Clinical implications
Therapies focused on respiratory muscle training could be included in treatments to improve inspiratory muscle strength and endurance in individuals with long-term post-COVID-19 symptoms, especially individuals with high levels of dyspnoea. After COVID-19 infection, individuals appear to have impaired respiratory muscle strength [50]; these improvements might therefore be of clinical relevance to these individuals. To obtain the greatest improvements in HRQoL and expiratory muscle function, the use of combined training (inspiratory/expiratory muscles) is recommended over their application in isolation. Remote supervision has the potential to improve access to rehabilitation programmes and help improve individuals’ adherence to training, which could increase the motivation of healthcare providers to prescribe and provide the intervention.
Conclusions
An 8-week home-based respiratory muscle training programme, supervised by videoconferencing, was effective in improving HRQoL, but not exercise tolerance, only when combined inspiratory and expiratory muscle training in individuals with long-term post-COVID-19 symptoms. The home-based respiratory muscle training programme was effective in improving inspiratory muscle strength/endurance and lower limb muscle strength regardless of the muscle group trained. The combined training was also more effective in improving expiratory muscle function (i.e., strength and PEF) than IMT and the 2 sham training modalities. However, respiratory muscle training had no impact on exercise tolerance, lung function, and cognitive and psychological status.

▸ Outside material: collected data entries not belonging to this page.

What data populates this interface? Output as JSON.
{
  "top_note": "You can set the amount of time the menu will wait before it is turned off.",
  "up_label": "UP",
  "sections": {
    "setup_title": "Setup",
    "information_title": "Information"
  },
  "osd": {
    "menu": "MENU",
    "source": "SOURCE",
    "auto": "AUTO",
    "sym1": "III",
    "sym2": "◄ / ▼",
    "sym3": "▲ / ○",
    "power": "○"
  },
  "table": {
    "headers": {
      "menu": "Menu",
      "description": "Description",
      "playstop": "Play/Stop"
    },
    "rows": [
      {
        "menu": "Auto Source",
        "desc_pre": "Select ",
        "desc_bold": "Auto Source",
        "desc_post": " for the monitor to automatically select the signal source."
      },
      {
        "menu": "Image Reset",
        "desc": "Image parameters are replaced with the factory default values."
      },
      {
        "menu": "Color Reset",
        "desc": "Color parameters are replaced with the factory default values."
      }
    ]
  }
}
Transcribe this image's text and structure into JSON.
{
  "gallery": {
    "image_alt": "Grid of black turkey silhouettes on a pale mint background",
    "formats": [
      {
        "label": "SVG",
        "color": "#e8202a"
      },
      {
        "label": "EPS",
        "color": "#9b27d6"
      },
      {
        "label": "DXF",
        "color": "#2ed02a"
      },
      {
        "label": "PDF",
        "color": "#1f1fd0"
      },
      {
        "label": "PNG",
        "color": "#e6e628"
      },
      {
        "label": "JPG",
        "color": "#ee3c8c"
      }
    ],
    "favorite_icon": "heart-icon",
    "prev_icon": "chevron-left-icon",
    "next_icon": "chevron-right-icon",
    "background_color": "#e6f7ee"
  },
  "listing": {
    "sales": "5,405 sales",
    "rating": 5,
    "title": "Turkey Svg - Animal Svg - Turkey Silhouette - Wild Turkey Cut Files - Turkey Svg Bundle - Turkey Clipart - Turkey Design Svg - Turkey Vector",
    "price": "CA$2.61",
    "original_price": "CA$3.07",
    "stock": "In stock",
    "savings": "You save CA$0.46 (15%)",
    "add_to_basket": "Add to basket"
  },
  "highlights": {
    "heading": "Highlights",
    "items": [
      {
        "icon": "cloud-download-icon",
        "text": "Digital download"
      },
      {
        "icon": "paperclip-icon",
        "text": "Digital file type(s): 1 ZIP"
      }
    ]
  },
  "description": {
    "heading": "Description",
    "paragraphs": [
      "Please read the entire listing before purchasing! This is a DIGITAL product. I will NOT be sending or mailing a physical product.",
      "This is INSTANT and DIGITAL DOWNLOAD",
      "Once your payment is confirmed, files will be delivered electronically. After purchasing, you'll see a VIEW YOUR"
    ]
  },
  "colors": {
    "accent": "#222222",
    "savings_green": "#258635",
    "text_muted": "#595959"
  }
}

Declaration of Competing Interest
The authors declare that they have no known competing financial interests or personal relationships that could have appeared to influence the work reported in this paper.
Acknowledgments
Funding
The study was supported by grant from “Premio ayudas a la investigación en fisioterapia y covid-19” by the Illustrious Professional Association of Physiotherapists of the Community of Madrid, Spain. This funding source had no role in the design of this study and had no role during its execution, statistical analysis, interpretation of the data, or decision to submit results.
Acknowledgements
The authors thank the participants who took part in this study, the Long Covid ACTS and Covid persistente España (Persistent COVID Spain) for their help and especially Elizabeth Semper.
Footnotes
Clinical Trials Registry. (ClinicalTrials.gov: NCT04734561)
Supplementary material associated with this article can be found in the online version at doi:10.1016/j.rehab.2022.101709.